I am wondering about the most effective way of incorporating the above improper prior for eta in a hierarchical model as a statial random effect. The Q matrix is singular and has rank (n-1) where n is the number of data points. The rho has a prior following a Gamma(0.5, 0.005). The reason why the constraint is added onto the improper prior joint distribution is so it can be identifiable. This is what i’ve tried to do.

```
`with pm.Model() as m:
.... # other parameter definitions before this line
tau = pm.Gamma('tau', alpha=0.5, beta=0.005)
#eta = pm.MvNormal('eta', mu=0, tau=tau*Q, shape=(1, n))
eta = pm.DensityDist('eta', lambda value: 0.5*(n-1)*tt.log(tau)-0.5*tau*
tt.dot(tt.transpose(value),tt.dot(Q, value)) )
#eta_c = pm.Deterministic('eta_c', eta-tt.mean(eta))
eta = eta - tt.mean(eta)
.... #line using the generated eta vector as an input to expression for the distribution of another parameter`
```

AT first it seems to run and shortly after while give this output to the console:

`Auto-assigning NUTS sampler... Initializing NUTS using jitter+adapt_diag... Multiprocess sampling (2 chains in 2 jobs) NUTS: [eta, tau__log__, alpha, beta] Could not pickle model, sampling singlethreaded. Sequential sampling (2 chains in 1 job) NUTS: [eta, tau__log__, alpha, beta]`

A then shortly after will throw this error:

`ValueError: Mass matrix contains zeros on the diagonal. Some derivatives might always be zero.`

From the output it seems to be generating log(tau) instead of tau, plus the eta posterior samples are not needed.

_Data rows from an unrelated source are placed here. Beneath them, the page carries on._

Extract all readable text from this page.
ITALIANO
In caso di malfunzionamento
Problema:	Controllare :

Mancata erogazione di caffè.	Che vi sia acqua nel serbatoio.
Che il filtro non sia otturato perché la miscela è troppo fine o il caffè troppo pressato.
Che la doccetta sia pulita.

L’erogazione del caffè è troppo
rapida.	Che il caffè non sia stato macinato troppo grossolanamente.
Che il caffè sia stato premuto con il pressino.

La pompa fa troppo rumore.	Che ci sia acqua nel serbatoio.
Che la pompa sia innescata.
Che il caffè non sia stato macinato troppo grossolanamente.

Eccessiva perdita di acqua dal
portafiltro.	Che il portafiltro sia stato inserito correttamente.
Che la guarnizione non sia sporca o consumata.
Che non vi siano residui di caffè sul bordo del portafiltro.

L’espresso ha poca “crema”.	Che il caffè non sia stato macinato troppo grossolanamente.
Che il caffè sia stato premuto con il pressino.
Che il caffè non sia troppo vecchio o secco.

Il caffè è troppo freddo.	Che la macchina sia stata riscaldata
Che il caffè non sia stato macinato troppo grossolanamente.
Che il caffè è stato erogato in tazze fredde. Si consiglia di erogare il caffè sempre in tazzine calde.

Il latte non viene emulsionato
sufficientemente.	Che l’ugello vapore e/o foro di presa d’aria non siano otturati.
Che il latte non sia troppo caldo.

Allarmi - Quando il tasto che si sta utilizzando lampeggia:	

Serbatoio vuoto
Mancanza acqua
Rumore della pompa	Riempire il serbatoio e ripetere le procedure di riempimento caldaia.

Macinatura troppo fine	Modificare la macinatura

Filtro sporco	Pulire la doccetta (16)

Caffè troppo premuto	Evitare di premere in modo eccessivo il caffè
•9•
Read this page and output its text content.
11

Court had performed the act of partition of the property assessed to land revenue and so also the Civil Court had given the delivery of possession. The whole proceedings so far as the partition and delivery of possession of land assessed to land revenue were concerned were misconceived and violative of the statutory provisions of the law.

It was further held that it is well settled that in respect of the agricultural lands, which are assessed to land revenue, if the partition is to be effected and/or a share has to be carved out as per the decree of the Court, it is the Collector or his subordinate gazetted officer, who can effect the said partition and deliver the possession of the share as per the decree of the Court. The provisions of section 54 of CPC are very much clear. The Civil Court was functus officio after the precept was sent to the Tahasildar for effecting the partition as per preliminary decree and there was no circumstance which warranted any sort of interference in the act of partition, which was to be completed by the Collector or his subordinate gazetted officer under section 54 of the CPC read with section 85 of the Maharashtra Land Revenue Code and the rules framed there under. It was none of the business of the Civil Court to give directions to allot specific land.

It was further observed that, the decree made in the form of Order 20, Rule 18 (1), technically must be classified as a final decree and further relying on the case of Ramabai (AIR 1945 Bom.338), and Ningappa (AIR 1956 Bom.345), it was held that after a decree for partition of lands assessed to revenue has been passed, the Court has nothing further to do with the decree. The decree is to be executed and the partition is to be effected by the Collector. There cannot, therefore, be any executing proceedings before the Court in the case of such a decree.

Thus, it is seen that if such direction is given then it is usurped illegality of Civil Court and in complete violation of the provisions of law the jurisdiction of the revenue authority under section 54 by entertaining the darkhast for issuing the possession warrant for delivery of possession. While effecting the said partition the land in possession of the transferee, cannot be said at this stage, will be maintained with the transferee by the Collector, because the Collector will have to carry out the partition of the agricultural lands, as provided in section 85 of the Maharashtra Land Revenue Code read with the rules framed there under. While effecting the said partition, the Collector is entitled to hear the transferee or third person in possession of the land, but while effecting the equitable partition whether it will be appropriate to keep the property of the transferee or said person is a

My question now is, what am I doing wrong in the implementation? I cant use the available pyMC3 distributions since the prior is improper.

BTW this formulation could be used as an extension to a model like the one on this link (Problem with hierachical occupancy model) where the eta is added as a spatial random effect on the x*beta expression modelling psi.